Secondo John Studley, a capo del settore data analytics della PwC in Australia, nei processi decisionali aziendali i big data sono diventati importanti almeno quanto l’esperienza e l’intuizione.
“I nuovi strumenti informatici consentono di utilizzare i dati esistenti e di estrarre gli elementi di interesse. Questi possono essere organizzati secondo temi specifici sui quali si eseguono analisi multidimensionali e di tipo predittivo”, commenta. “Si tratta di strumenti relativamente poco costosi, se riferiti al ritorno economico che possono generare. Circa un terzo delle aziende che abbiamo esaminato utilizza i Big Data nel processo decisionale. Con il risultato che hanno visto triplicare i benefici rispetto a prima”.
Gli insiemi di dati, o data set, come le transazioni commerciali e le informazioni personali, offrono alle aziende una preziosa visuale delle abitudini di acquisto dei clienti, che permette loro di tarare gli annunci e le promozioni.
L’americana Amazon è un ottimo esempio. Attraverso un recommendation engine, o motore di raccomandazioni, l’azienda dà suggerimenti ai clienti in base agli acquisti già effettuati.
Nonostante l’uso crescente dei Big Data, però, molti capi d’azienda continuano ad affidarsi all’istinto – e ne pagano il prezzo. Dalle stime della PwC risulta che nel 2013 l’Australia abbia perso l’equivalente di 33,5 miliardi di euro per l’incapacità delle aziende di valorizzare appieno la massa d’informazioni.
Le applicazioni dei Big Data vanno ben oltre i confini aziendali. Le forze dell’ordine, per esempio, li utilizzano per prevenire crimini, per ottimizzare i sistemi di trasporto pubblico e persino per identificare possibili epidemie.
Ma le persone ricevono qualcosa in cambio del loro inconsapevole contributo?
Sì, dice Gray, e cita per esempio Google Now, l’assistente personale virtuale che l’azienda di Mountain View mette a disposizione degli utenti che scelgono di sacrificare in parte la propria privacy.
Google Now può, tra le altre funzioni, combinare gli appuntamenti sulla nostra agenda con la nostra posizione e le ultime notizie sul traffico per consigliarci l’orario di partenza che ci consente di giungere puntuali all’appuntamento programmato.
Gray è convinto che “agli utenti non importi granché di divulgare i propri dati personali, a patto di ricevere una valida contropartita”.
Ma da quando Snowden ha scoperchiato il vaso di Pandora del programma di sorveglianza americano, le preoccupazioni riguardo alla quantità di dati estratti e alle modalità di utilizzo sono cresciute.
Un’indagine del Global Research Business Network ha rivelato che quasi un terzo dei cittadini britannici e statunitensi non si fida dei rispettivi governi riguardo al trattamento dei dati.
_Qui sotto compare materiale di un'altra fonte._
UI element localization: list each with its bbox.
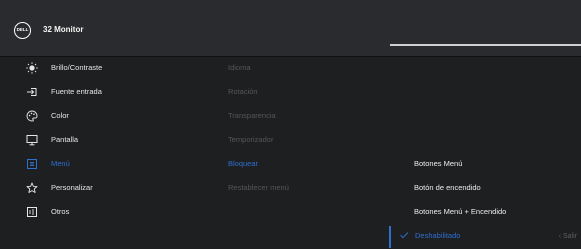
checkmark-icon — [400, 232, 409, 239]
menu-item-color[interactable]: Color — [0, 106, 220, 126]
star-icon — [26, 182, 38, 193]
menu-item-label: Brillo/Contraste — [51, 63, 103, 72]
osd-header: DELL 32 Monitor — [0, 0, 581, 56]
exit-button[interactable]: ‹ Salir — [559, 231, 577, 243]
header-divider — [0, 56, 581, 57]
menu-item-label: Pantalla — [51, 135, 79, 144]
menu-item-fuente-entrada[interactable]: Fuente entrada — [0, 82, 220, 102]
menu-item-label: Menú — [51, 159, 70, 168]
monitor-osd: DELL 32 Monitor Brillo/Contraste Fuente … — [0, 0, 581, 249]
menu-item-label: Otros — [51, 207, 70, 216]
submenu-item-temporizador[interactable]: Temporizador — [228, 134, 273, 146]
menu-item-label: Personalizar — [51, 183, 93, 192]
submenu-item-idioma[interactable]: Idioma — [228, 62, 251, 74]
brightness-icon — [26, 62, 38, 74]
selection-indicator — [389, 226, 391, 248]
dell-logo-text: DELL — [16, 27, 29, 33]
menu-item-personalizar[interactable]: Personalizar — [0, 178, 220, 198]
submenu-item-rotacion[interactable]: Rotación — [228, 86, 258, 98]
input-source-icon — [27, 88, 37, 96]
submenu-item-restablecer-menu[interactable]: Restablecer menú — [228, 182, 289, 194]
monitor-title: 32 Monitor — [43, 25, 84, 34]
menu-item-label: Fuente entrada — [51, 87, 102, 96]
submenu-item-transparencia[interactable]: Transparencia — [228, 110, 276, 122]
option-deshabilitado[interactable]: Deshabilitado — [415, 230, 460, 242]
others-icon — [27, 207, 37, 217]
display-icon — [26, 135, 38, 146]
menu-item-label: Color — [51, 111, 69, 120]
color-palette-icon — [26, 110, 38, 122]
menu-item-brillo-contraste[interactable]: Brillo/Contraste — [0, 58, 220, 78]
submenu-item-bloquear[interactable]: Bloquear — [228, 158, 258, 170]
menu-item-otros[interactable]: Otros — [0, 202, 220, 222]
option-botones-menu-encendido[interactable]: Botones Menú + Encendido — [414, 206, 506, 218]
header-progress-line — [390, 44, 581, 46]
option-botones-menu[interactable]: Botones Menú — [414, 158, 462, 170]
option-boton-encendido[interactable]: Botón de encendido — [414, 182, 481, 194]
menu-item-menu[interactable]: Menú — [0, 154, 220, 174]
dell-logo: DELL — [14, 22, 31, 39]
menu-item-pantalla[interactable]: Pantalla — [0, 130, 220, 150]
menu-icon — [27, 159, 37, 169]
Almeno il 40 percento sostiene di essere “molto preoccupato” per come vengono utilizzati.
Gray ammette che la raccolta e la successiva ricombinazione dei dati in vari insiemi possono essere soggette a malversazione, ma ritiene anche che le preoccupazioni siano esagerate.
“Nell’immaginario comune, c’è una persona che in qualche parte del mondo è intenta a smanettare sul computer per spiare le vite degli altri”, osserva Gray. “In realtà c’è un sistema computerizzato automatico che raggruppa i dati per offrire valore all’utente. È importante che le aziende li utilizzino in modo del tutto trasparente”.
Emma Carr, direttrice della britannica Big Brother Watch, concorda. Aggiunge, tuttavia, che una regolamentazione relativa all’acquisizione dei Big Data è “incredibilmente difficile”.
In assenza di regole precise sono i consumatori a dover prestare maggiore attenzione per proteggere la propria privacy.
“Credo che le persone debbano essere consapevoli che le informazioni sono uno dei beni di maggior valore del XXI secolo e che queste circolano facilmente. È quindi necessario dotarsi di buon senso e sapere come funziona per potersi proteggere e tutelare i propri dati”.